Historians have criticised the BBC for an ‘unbalanced’ News At Ten report claiming Churchill was responsible for the ‘mass killing’ of up to 3million in the 1943 Bengal Famine.
A section broadcast on Tuesday examined how modern Indians view the wartime prime minster as part of a series on Britain’s colonial legacy, and featured a series of damning statements about his actions.
Rudrangshu Mukherjee of Ashoka University in India, said Churchill was seen as a ‘precipitator’ of mass killing’ due to his policies, while Oxford’s Yasmin Khan said he could be guilty of ‘prioritising white lives over Asian lives’ by not sending relief.
The Bengal Famine was triggered by a cyclone and flooding in Bengal in 1942, which destroyed crops and infrastructure.
Historians agree that many of the three million deaths could have been averted with a more effective relief effort, but are divided over the extent to which Churchill was personally to blame.

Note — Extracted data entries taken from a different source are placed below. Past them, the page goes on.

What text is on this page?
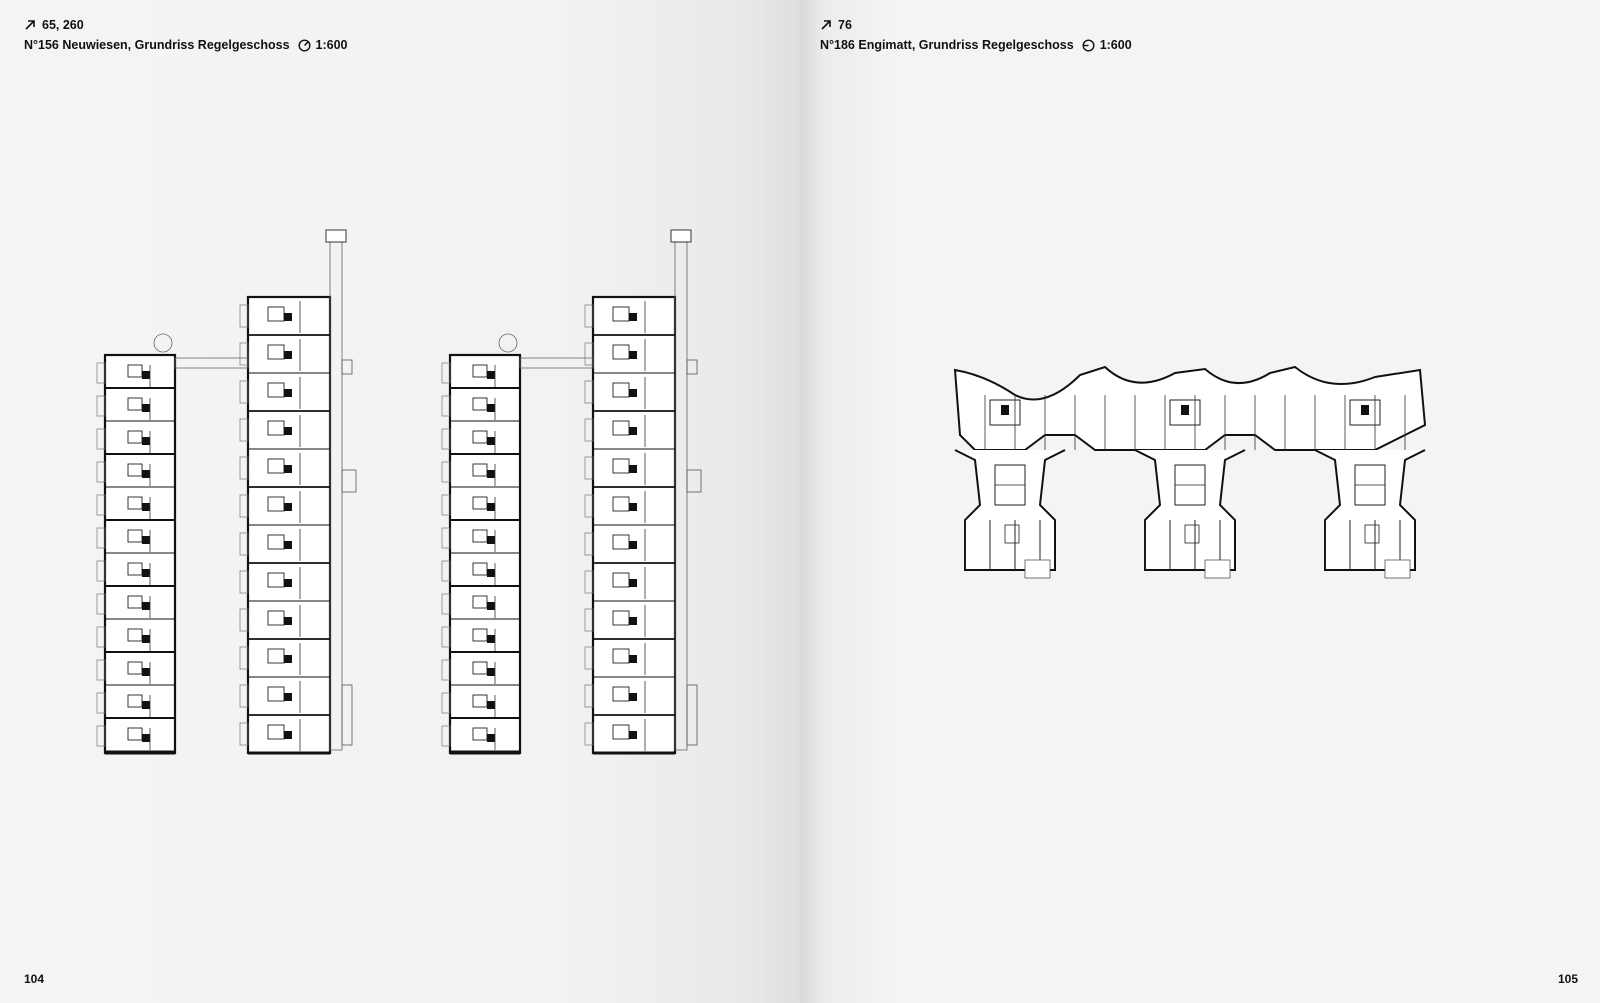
65, 260
N°156 Neuwiesen, Grundriss Regelgeschoss 1:600
104
76
N°186 Engimatt, Grundriss Regelgeschoss 1:600
105
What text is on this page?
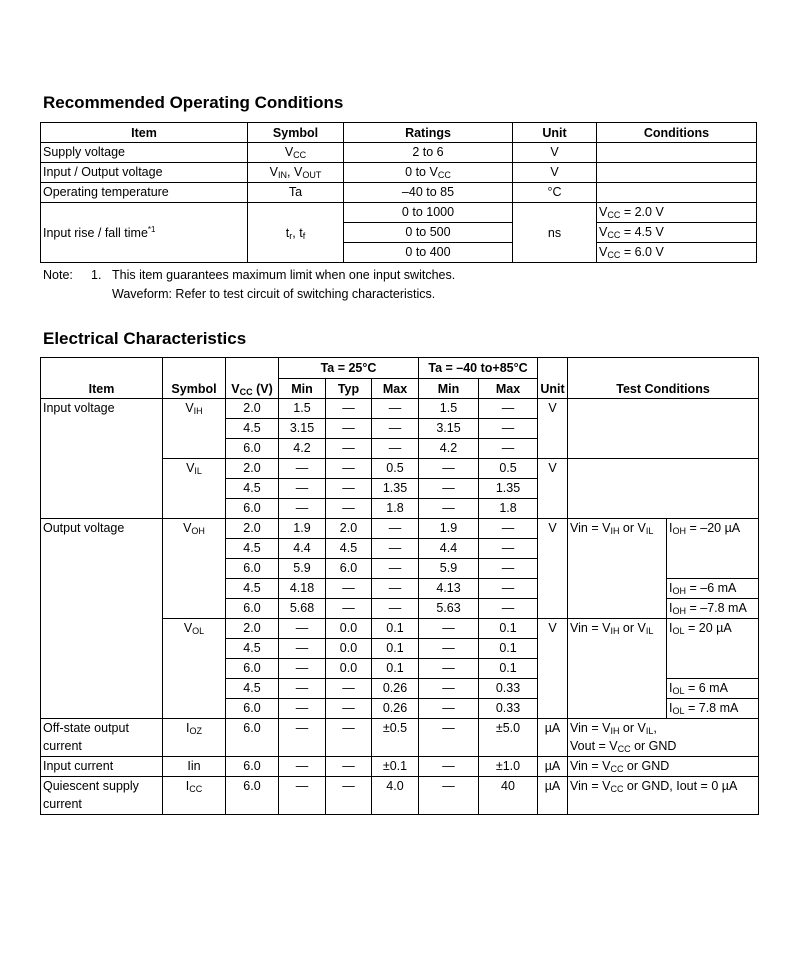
Recommended Operating Conditions
Item	Symbol	Ratings	Unit	Conditions
Supply voltage	$V_{CC}$	2 to 6	V	
Input / Output voltage	$V_{IN}$, $V_{OUT}$	0 to $V_{CC}$	V	
Operating temperature	Ta	–40 to 85	°C	
Input rise / fall time$^{*1}$	$t_r$, $t_f$	0 to 1000	ns	$V_{CC} = 2.0$ V
		0 to 500		$V_{CC} = 4.5$ V
		0 to 400		$V_{CC} = 6.0$ V
Note: 1. This item guarantees maximum limit when one input switches.
Waveform: Refer to test circuit of switching characteristics.
Electrical Characteristics
Item	Symbol	$V_{CC}$ (V)	Ta = 25°C			Ta = –40 to+85°C		Unit	Test Conditions	
			Min	Typ	Max	Min	Max			
Input voltage	$V_{IH}$	2.0	1.5	—	—	1.5	—	V		

		4.5	3.15	—	—	3.15	—			
		6.0	4.2	—	—	4.2	—			
	$V_{IL}$	2.0	—	—	0.5	—	0.5	V		

		4.5	—	—	1.35	—	1.35			
		6.0	—	—	1.8	—	1.8			
Output voltage	$V_{OH}$	2.0	1.9	2.0	—	1.9	—	V	Vin = $V_{IH}$ or $V_{IL}$	$I_{OH} = -20$ µA
		4.5	4.4	4.5	—	4.4	—			
		6.0	5.9	6.0	—	5.9	—			
		4.5	4.18	—	—	4.13	—			$I_{OH} = -6$ mA
		6.0	5.68	—	—	5.63	—			$I_{OH} = -7.8$ mA
	$V_{OL}$	2.0	—	0.0	0.1	—	0.1	V	Vin = $V_{IH}$ or $V_{IL}$	$I_{OL} = 20$ µA
		4.5	—	0.0	0.1	—	0.1			
		6.0	—	0.0	0.1	—	0.1			
		4.5	—	—	0.26	—	0.33			$I_{OL} = 6$ mA
		6.0	—	—	0.26	—	0.33			$I_{OL} = 7.8$ mA
Off-state output current	$I_{OZ}$	6.0	—	—	±0.5	—	±5.0	µA	Vin = $V_{IH}$ or $V_{IL}$,
Vout = $V_{CC}$ or GND	

Input current	Iin	6.0	—	—	±0.1	—	±1.0	µA	Vin = $V_{CC}$ or GND	

Quiescent supply current	$I_{CC}$	6.0	—	—	4.0	—	40	µA	Vin = $V_{CC}$ or GND, Iout = 0 µA	
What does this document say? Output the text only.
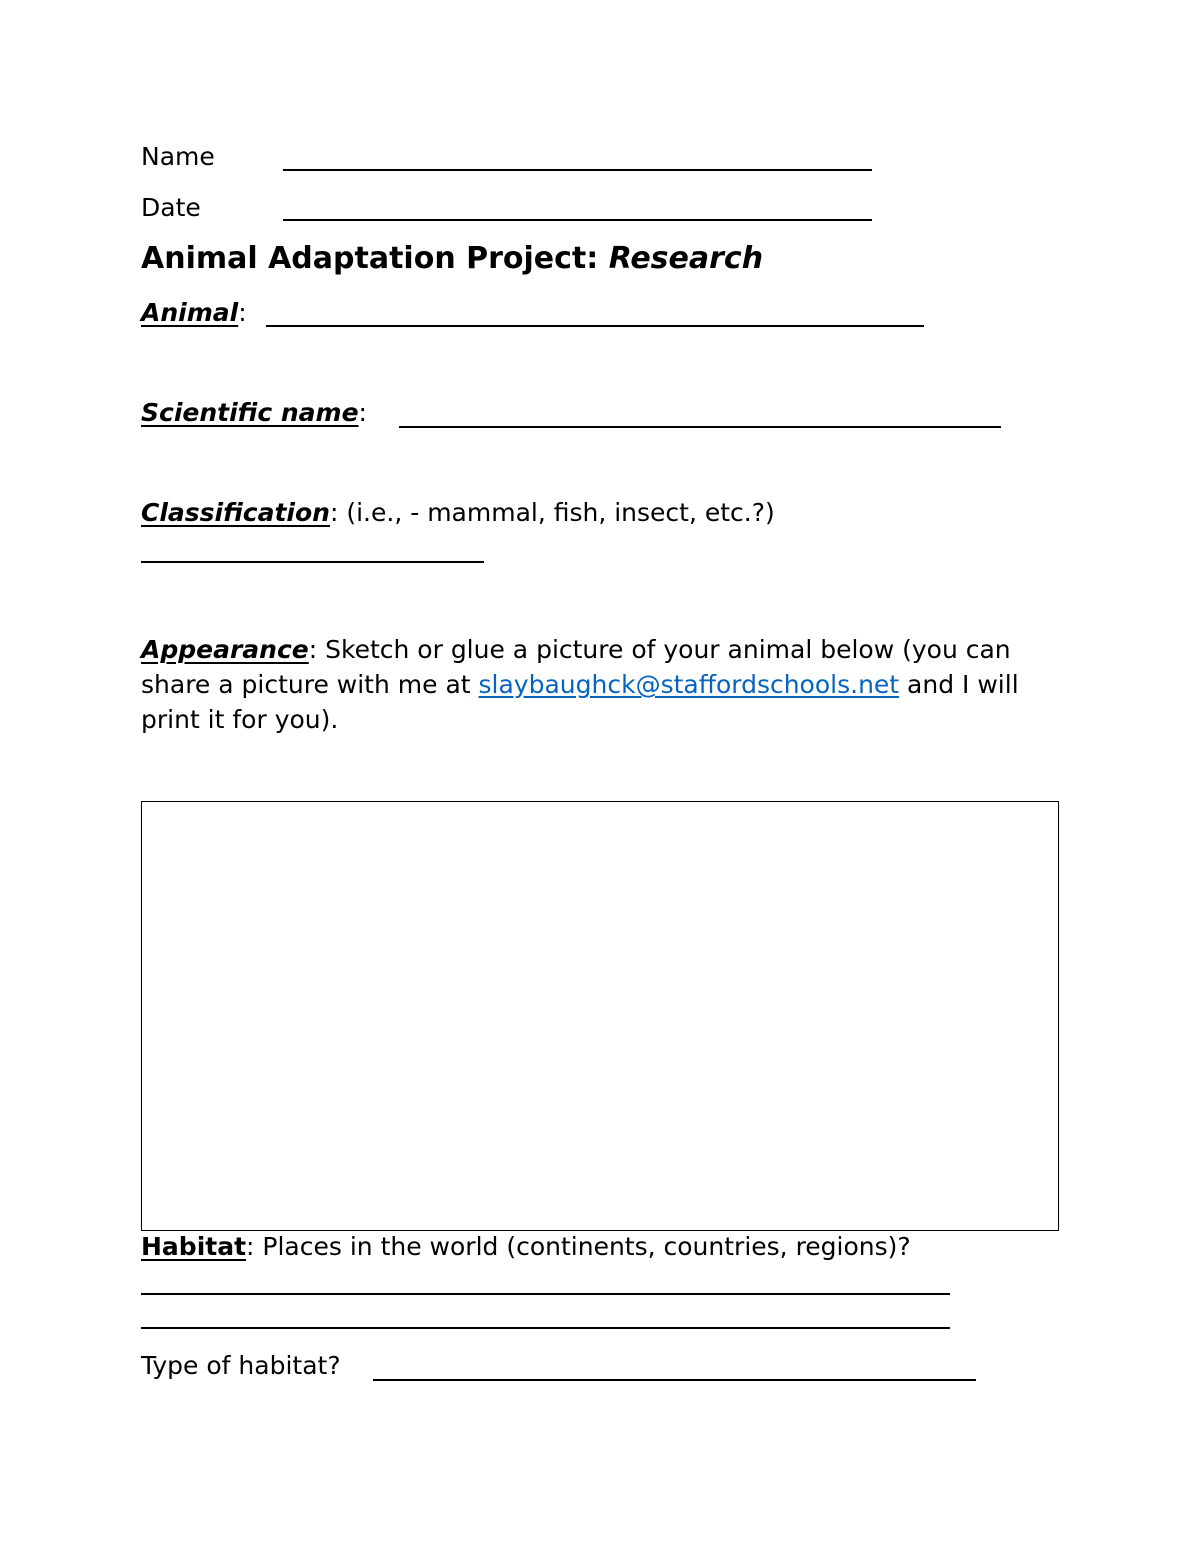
Name
Date
Animal Adaptation Project: Research
Animal:
Scientific name:
Classification: (i.e., - mammal, fish, insect, etc.?)
Appearance: Sketch or glue a picture of your animal below (you can share a picture with me at slaybaughck@staffordschools.net and I will print it for you).
Habitat: Places in the world (continents, countries, regions)?
Type of habitat?
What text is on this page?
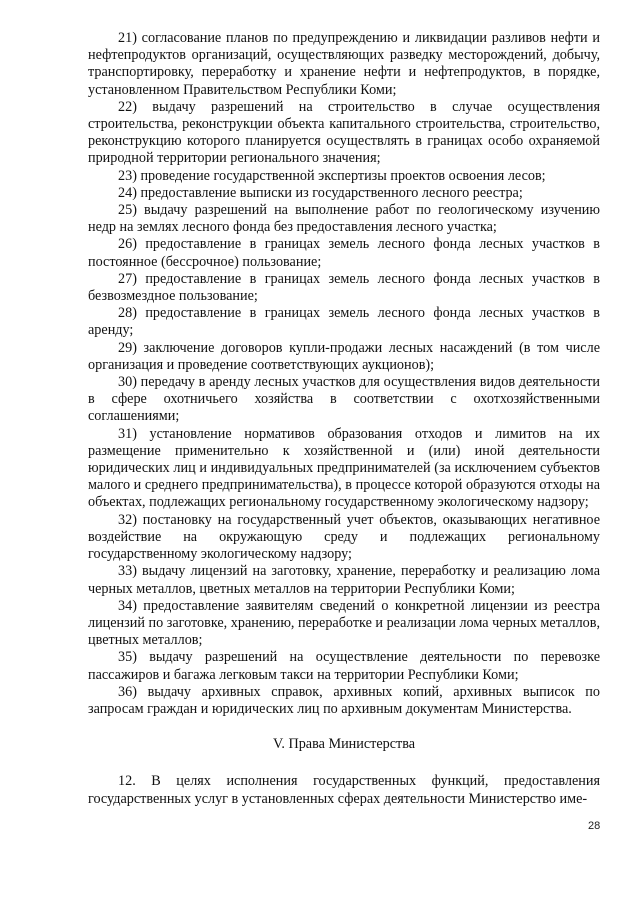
21) согласование планов по предупреждению и ликвидации разливов нефти и нефтепродуктов организаций, осуществляющих разведку месторождений, добычу, транспортировку, переработку и хранение нефти и нефтепродуктов, в порядке, установленном Правительством Республики Коми;

22) выдачу разрешений на строительство в случае осуществления строительства, реконструкции объекта капитального строительства, строительство, реконструкцию которого планируется осуществлять в границах особо охраняемой природной территории регионального значения;

23) проведение государственной экспертизы проектов освоения лесов;

24) предоставление выписки из государственного лесного реестра;

25) выдачу разрешений на выполнение работ по геологическому изучению недр на землях лесного фонда без предоставления лесного участка;

26) предоставление в границах земель лесного фонда лесных участков в постоянное (бессрочное) пользование;

27) предоставление в границах земель лесного фонда лесных участков в безвозмездное пользование;

28) предоставление в границах земель лесного фонда лесных участков в аренду;

29) заключение договоров купли-продажи лесных насаждений (в том числе организация и проведение соответствующих аукционов);

30) передачу в аренду лесных участков для осуществления видов деятельности в сфере охотничьего хозяйства в соответствии с охотхозяйственными соглашениями;

31) установление нормативов образования отходов и лимитов на их размещение применительно к хозяйственной и (или) иной деятельности юридических лиц и индивидуальных предпринимателей (за исключением субъектов малого и среднего предпринимательства), в процессе которой образуются отходы на объектах, подлежащих региональному государственному экологическому надзору;

32) постановку на государственный учет объектов, оказывающих негативное воздействие на окружающую среду и подлежащих региональному государственному экологическому надзору;

33) выдачу лицензий на заготовку, хранение, переработку и реализацию лома черных металлов, цветных металлов на территории Республики Коми;

34) предоставление заявителям сведений о конкретной лицензии из реестра лицензий по заготовке, хранению, переработке и реализации лома черных металлов, цветных металлов;

35) выдачу разрешений на осуществление деятельности по перевозке пассажиров и багажа легковым такси на территории Республики Коми;

36) выдачу архивных справок, архивных копий, архивных выписок по запросам граждан и юридических лиц по архивным документам Министерства.

V. Права Министерства

12. В целях исполнения государственных функций, предоставления государственных услуг в установленных сферах деятельности Министерство име-

28
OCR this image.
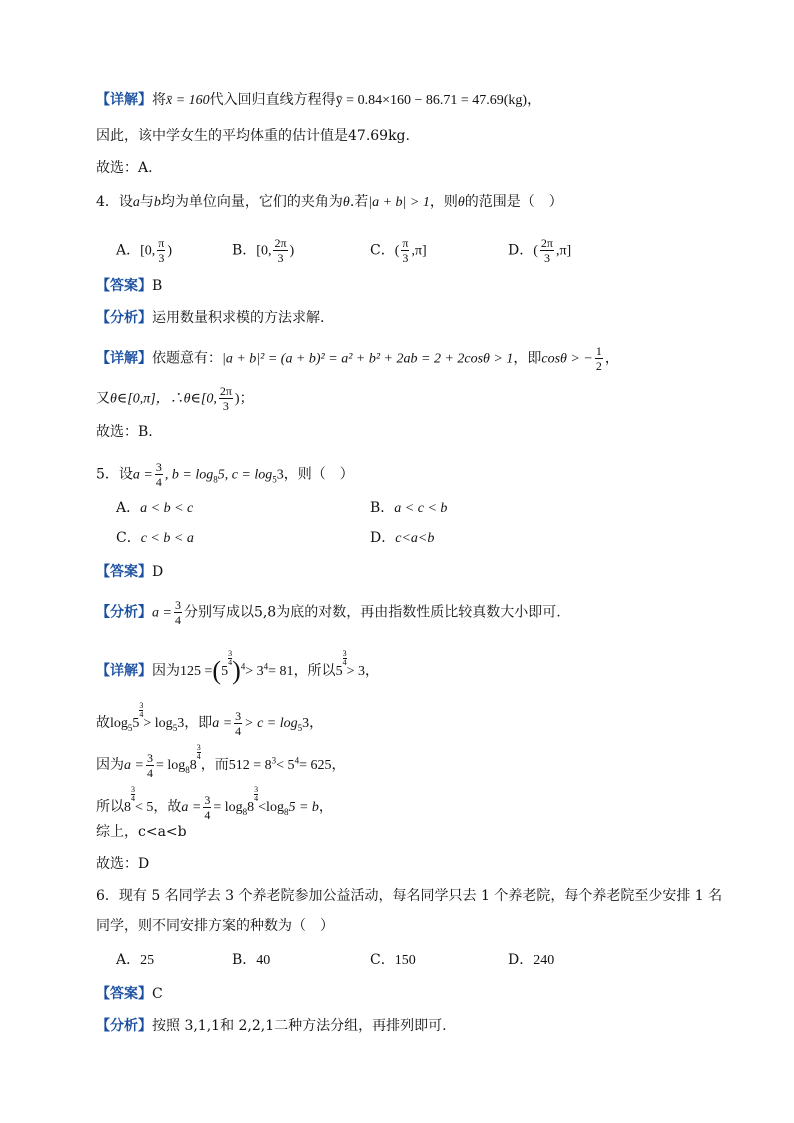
【详解】将x̄ = 160代入回归直线方程得ȳ = 0.84×160 − 86.71 = 47.69(kg)，
因此，该中学女生的平均体重的估计值是47.69kg.
故选：A.
4．设a与b均为单位向量，它们的夹角为θ.若|a + b| > 1，则θ的范围是（　）
A．[0, $\frac{\pi}{3}$ )	B．[0, $\frac{2\pi}{3}$ )	C．( $\frac{\pi}{3} ,\pi$]	D．( $\frac{2\pi}{3} ,\pi$]
【答案】B
【分析】运用数量积求模的方法求解.
【详解】依题意有：|a + b|² = (a + b)² = a² + b² + 2ab = 2 + 2cosθ > 1，即cosθ > − $\frac{1}{2}$ ，
又θ∈[0,π]，∴θ∈[0, $\frac{2\pi}{3}$ )；
故选：B.
5．设$a = \frac{3}{4}$ , $b = \log_85$, $c = \log_53$，则（　）
A．a < b < c	B．a < c < b
C．c < b < a	D．c<a<b
【答案】D
【分析】$a = \frac{3}{4}$ 分别写成以5,8为底的对数，再由指数性质比较真数大小即可.
【详解】因为125 =(5
$\frac{3}{4} )^4> 3^4= 81$，所以5
$\frac{3}{4}$
> 3，
故$\log_55$
$\frac{3}{4}$
> $\log_53$，即$a = \frac{3}{4} > c = \log_53$，
因为$a = \frac{3}{4} = \log_88$
$\frac{3}{4}$
，而$512 = 8^3< 5^4= 625$，
所以8
$\frac{3}{4}$
< 5，故$a = \frac{3}{4} = \log_88$
$\frac{3}{4}$
$<\log_85 = b$，
综上，c<a<b
故选：D
6．现有 5 名同学去 3 个养老院参加公益活动，每名同学只去 1 个养老院，每个养老院至少安排 1 名
同学，则不同安排方案的种数为（　）
A．25	B．40	C．150	D．240
【答案】C
【分析】按照 3,1,1和 2,2,1二种方法分组，再排列即可.
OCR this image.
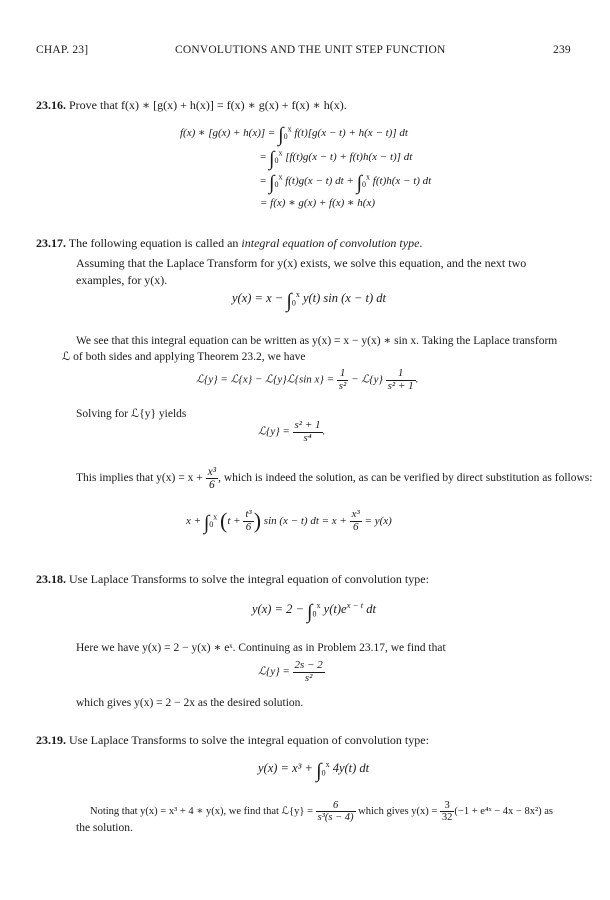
CHAP. 23]	CONVOLUTIONS AND THE UNIT STEP FUNCTION	239
23.16. Prove that f(x) ∗ [g(x) + h(x)] = f(x) ∗ g(x) + f(x) ∗ h(x).
f(x) ∗ $[g(x) + h(x)] = \int_0^x$ f(t)[g(x − t) + h(x − t)] dt
= $\int_0^x$ [f(t)g(x − t) + f(t)h(x − t)] dt
= $\int_0^x$ f(t)g(x − t) dt + $\int_0^x$ f(t)h(x − t) dt
= f(x) ∗ g(x) + f(x) ∗ h(x)
23.17. The following equation is called an integral equation of convolution type.
Assuming that the Laplace Transform for y(x) exists, we solve this equation, and the next two examples, for y(x).
$y(x) = x - \int_0^x$ y(t) sin (x − t) dt
We see that this integral equation can be written as y(x) = x − y(x) ∗ sin x. Taking the Laplace transform ℒ of both sides and applying Theorem 23.2, we have
ℒ{y} = ℒ{x} − ℒ{y}ℒ{sin $x\} = \frac{1}{\text{s²}}$ − ℒ{y} $\frac{1}{\text{s² + 1}}$ .
Solving for ℒ{y} yields
ℒ{y} = $\frac{\text{s² + 1}}{\text{s⁴}}$ .
This implies that $y(x) = x + \frac{\text{x³}}{6}$ , which is indeed the solution, as can be verified by direct substitution as follows:
$x + \int_0^x$ ($t + \frac{\text{t³}}{6}$ ) sin (x − t) dt = $x + \frac{\text{x³}}{6} = y(x)$
23.18. Use Laplace Transforms to solve the integral equation of convolution type:
$y(x) = 2 - \int_0^x$ $y(t)e^{x - t}$ dt
Here we have y(x) = 2 − y(x) ∗ eˣ. Continuing as in Problem 23.17, we find that
ℒ{y} = $\frac{2s - 2}{\text{s²}}$
which gives y(x) = 2 − 2x as the desired solution.
23.19. Use Laplace Transforms to solve the integral equation of convolution type:
$y(x) = x^3 + \int_0^x$ 4y(t) dt
Noting that y(x) = x³ + 4 ∗ y(x), we find that ℒ{y} = $\frac{6}{\text{s³(s − 4)}}$ which gives $y(x) = \frac{3}{32} (-1$ + e⁴ˣ − 4x − 8x²) as
the solution.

Yogita Limaye, the BBC News India correspondent who led the report, said many Indians blamed him for ‘making the situation worse’.
But historians suggested the report attributed too much of the blame onto Churchill when other factors were more significant.
Tirthankar Roy, a professor in economic history at the LSE, argues India’s vulnerability to weather-induced famine was due to its unequal distribution of food.
He also blames a lack of investment in agriculture and failings by the local government.